Solicitor Anwar said: “It’s been three years since Sheku’s death and Mr Paton remains off work on full pay.
“Sheku’s loved ones are still fighting for answers about how their son, brother or partner died and are disgusted that, while they struggle with life on a daily basis, Mr Paton would appear to have round-the-clock police protection.
“I think people quite rightly would ask why he needs such protection, how much this is costing Police Scotland and would patrols not be better doing more useful work?”
A police car patrolling the area where Alan Paton lives (Image: UGC)
Following Sheku’s death, Paton’s brother-in-law Barry Swan contacted his family to claim the officer was a racist and once assaulted his own parents.
Swan claimed the officer once said: “I’m a total racist – I hate all blacks”.
Paton has denied the claims.
Three years and five months after Sheku’s death, Lord Advocate James Wolffe met his sisters Kadi and
Adama on October 3 and informed them no one would be charged over his death.
Kadi said the family felt “betrayed” by the Crown Office decision not to prosecute Police Scotland or any of the officers involved in the death.
She said: “It’s ridiculous that police officers are being paid to be off all this time.

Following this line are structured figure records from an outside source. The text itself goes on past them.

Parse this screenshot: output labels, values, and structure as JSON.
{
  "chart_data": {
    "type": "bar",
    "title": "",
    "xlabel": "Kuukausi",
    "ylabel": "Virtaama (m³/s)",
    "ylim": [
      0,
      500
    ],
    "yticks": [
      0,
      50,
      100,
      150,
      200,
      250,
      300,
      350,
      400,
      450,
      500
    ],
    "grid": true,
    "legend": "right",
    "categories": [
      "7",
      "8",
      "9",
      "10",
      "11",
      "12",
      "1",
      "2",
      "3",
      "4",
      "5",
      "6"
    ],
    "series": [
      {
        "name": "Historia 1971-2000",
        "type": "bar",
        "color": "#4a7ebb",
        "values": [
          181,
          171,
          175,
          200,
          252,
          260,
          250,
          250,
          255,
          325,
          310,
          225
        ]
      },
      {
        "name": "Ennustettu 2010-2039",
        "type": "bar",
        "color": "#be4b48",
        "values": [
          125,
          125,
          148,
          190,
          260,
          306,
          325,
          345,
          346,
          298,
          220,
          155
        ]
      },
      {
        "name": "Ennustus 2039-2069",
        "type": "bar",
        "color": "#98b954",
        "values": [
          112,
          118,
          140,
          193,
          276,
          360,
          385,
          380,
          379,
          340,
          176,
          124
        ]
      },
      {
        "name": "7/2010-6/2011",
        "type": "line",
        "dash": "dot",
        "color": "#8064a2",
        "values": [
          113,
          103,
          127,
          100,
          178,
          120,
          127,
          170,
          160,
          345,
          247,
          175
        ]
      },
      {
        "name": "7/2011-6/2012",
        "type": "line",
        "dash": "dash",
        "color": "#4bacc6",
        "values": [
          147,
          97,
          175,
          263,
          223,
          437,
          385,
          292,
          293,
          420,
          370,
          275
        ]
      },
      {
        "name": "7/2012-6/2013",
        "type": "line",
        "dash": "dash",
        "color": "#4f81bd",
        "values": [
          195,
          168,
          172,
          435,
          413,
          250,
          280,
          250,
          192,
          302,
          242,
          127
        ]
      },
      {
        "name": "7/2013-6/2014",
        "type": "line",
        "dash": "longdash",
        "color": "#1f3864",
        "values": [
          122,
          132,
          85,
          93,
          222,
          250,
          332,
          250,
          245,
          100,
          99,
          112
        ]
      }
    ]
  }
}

We’re still hurting.”
Sheku was detained by police responding to reports of a man carrying a knife. No knife was found at the scene.

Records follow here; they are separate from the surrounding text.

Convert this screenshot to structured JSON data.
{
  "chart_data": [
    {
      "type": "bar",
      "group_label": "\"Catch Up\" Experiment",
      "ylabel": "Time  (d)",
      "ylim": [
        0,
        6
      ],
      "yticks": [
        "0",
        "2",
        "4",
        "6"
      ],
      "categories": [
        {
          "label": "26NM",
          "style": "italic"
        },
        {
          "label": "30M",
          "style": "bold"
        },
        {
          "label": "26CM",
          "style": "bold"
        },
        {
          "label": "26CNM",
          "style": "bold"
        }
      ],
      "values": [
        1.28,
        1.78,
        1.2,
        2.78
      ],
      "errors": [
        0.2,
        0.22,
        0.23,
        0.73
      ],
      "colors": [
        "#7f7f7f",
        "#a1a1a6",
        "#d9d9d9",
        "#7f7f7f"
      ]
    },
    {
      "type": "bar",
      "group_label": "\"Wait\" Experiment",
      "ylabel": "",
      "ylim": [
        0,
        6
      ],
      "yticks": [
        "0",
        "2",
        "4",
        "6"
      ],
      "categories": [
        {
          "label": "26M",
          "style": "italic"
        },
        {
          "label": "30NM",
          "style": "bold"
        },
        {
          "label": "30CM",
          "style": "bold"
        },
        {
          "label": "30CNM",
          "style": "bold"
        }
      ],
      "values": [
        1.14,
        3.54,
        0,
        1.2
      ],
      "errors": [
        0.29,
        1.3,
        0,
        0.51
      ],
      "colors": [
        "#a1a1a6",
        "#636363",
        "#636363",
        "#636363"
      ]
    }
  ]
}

Officers used CS spray, pepper spray and batons to restrain Sheku and he lost consciousness. He was pronounced dead in Kirkcaldy’s Victoria Hospital, about half a mile away, less than two hours after coming into contact with police.
The Sunday Mail’s front page coverage over Sheku Bayoh’s family’s fight for justice (Image: Sunday Mail)
A female officer, PC Nicole Short, was injured during the incident.
She was treated in hospital and released around the same time as Sheku was pronounced dead.
PCs Paton and Short remain on paid leave but it is understood there is little chance of either returning to police work.
Sheku was found to have more than 20 facial cuts and bruises, petechial haemorrhages – a sign of asphyxiation – in his eyes, a fractured rib and grazing on his chest.
The post-mortem report also found the drugs ecstasy and alpha-Pyrrolidinopentiophenone (Flakka) in Sheku’s system.
His family have the right to ask for a review of the decision not to prosecute anyone – although Anwar described this as a “box-ticking” exercise.
The family are pursuing a £1.85million damages case against Police Scotland Chief Constable Iain Livingstone and are pushing for a public inquiry.
A fatal accident inquiry will be held into the case, as with all deaths in police custody.
The Crown Office said: “We are committed to ensuring that the facts and circumstances surrounding the death of Sheku Bayoh are fully aired in an appropriate legal forum.
“In order to protect any potential proceedings and to preserve the rights of the family, the Crown will not comment further at this stage.”
Police said they were unable to comment on the patrols.
Deputy Chief Constable Fiona Taylor said: “Our thoughts remain with Sheku Bayoh’s family and friends following his death three years ago and we continue to offer support to anyone affected by this tragic incident.
“Police Scotland have been committed to cooperating with the PIRC and the Crown Office throughout this process and, while this continues, we cannot comment further.”